Biocompatibilité améliorée dans les matrices Anodic TaO x Nanotube

Contexte

Le tantale (Ta) est un métal rare, dur, très résistant à la corrosion et bio-inerte [1,2,3]. L'oxydation du matériau tantale, en formant un film d'oxyde très fin et impénétrable à sa surface, contribue à sa biocompatibilité. La grande flexibilité et la biocompatibilité du tantale rendent ses applications cliniques, telles que les implants dentaires, les implants orthopédiques et la reconstruction osseuse [4,5,6]. Récemment, le tantale s'est avéré avoir une meilleure biocompatibilité que le titane, telle qu'une formation de matrice extracellulaire plus abondante, une excellente adhérence et croissance cellulaire et une densité de cellules vivantes beaucoup plus élevée à la surface [7,8,9]. D'autre part, plusieurs études ont prouvé que la propriété physico-chimique distinctive de la géométrie de surface nanostructurée est le principal facteur influençant le comportement cellulaire [10,11,12]. La surface idéale du biomatériau devrait être en mesure de fournir l'environnement optimal pour la croissance cellulaire.

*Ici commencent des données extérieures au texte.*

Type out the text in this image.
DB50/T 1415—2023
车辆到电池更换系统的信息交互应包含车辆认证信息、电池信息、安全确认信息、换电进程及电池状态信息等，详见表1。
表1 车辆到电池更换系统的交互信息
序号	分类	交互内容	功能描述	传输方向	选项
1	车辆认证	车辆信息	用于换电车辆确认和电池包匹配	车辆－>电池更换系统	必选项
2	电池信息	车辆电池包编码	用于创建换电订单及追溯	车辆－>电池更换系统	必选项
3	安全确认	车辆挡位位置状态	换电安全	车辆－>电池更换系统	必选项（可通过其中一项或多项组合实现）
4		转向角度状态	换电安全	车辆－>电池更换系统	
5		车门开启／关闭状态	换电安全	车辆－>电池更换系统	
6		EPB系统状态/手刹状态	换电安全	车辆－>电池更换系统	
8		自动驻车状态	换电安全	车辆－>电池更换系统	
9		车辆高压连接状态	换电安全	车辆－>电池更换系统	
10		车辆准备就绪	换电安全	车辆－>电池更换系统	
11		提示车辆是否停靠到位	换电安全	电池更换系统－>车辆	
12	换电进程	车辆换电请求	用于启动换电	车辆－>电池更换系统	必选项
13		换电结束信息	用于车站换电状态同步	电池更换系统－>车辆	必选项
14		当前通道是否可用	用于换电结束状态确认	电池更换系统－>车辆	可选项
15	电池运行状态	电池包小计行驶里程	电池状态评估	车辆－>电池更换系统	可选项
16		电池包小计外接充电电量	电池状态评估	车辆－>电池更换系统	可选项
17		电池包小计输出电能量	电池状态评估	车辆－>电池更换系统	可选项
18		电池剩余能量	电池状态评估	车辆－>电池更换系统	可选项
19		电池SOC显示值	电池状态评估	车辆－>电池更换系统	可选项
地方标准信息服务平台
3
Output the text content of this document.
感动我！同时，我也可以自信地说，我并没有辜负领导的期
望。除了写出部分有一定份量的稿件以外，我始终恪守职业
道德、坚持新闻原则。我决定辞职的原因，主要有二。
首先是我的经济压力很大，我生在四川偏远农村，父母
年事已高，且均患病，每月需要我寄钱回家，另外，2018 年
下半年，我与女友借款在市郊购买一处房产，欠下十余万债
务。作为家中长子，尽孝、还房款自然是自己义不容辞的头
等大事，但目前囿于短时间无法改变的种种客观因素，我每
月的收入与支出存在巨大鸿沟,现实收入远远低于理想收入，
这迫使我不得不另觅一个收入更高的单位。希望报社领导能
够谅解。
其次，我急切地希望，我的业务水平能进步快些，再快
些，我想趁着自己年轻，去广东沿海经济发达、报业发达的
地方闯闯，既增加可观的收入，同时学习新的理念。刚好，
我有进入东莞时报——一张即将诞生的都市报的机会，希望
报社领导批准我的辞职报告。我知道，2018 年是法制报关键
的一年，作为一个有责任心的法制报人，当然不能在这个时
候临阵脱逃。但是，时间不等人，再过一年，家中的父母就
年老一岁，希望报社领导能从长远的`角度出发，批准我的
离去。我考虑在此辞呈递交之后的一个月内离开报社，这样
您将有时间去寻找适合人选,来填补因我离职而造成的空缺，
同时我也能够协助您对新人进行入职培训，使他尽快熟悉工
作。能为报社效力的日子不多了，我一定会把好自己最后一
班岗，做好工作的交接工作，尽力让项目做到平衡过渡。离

Ruckh et al. ont démontré que les nanotubes de Ta anodisés fournissent un substrat pour une meilleure ostéointégration par rapport à une surface plane [13]. Un matériau de tantale poreux récemment développé, imitant les propriétés de l'os, permet la croissance des tissus mous et de l'os qui fournit une bonne fixation biologique [14,15,16,17]. La stabilité élevée et le potentiel de guérison du tantale poreux aident à fusionner les espaces entre les structures osseuses pendant la chirurgie reconstructive. Le tantale poreux a ainsi retrouvé beaucoup d'intérêt dans le domaine des biomatériaux en raison de ses nombreux avantages par rapport aux autres greffes, tels que l'absence de morbidité du site donneur, une stabilité élevée, d'excellentes propriétés ostéointégratives et la prévention du risque potentiel de transmission de maladies infectieuses [18,19,20 ,21]. Une revue clinique récente a montré que les patients ayant reçu des cupules acétabulaires en tantale poreuses présentaient un degré de fixation de l'implant plus élevé que ceux des cupules en titane (Ti) recouvertes d'hydroxyapatite [22,23,24,25].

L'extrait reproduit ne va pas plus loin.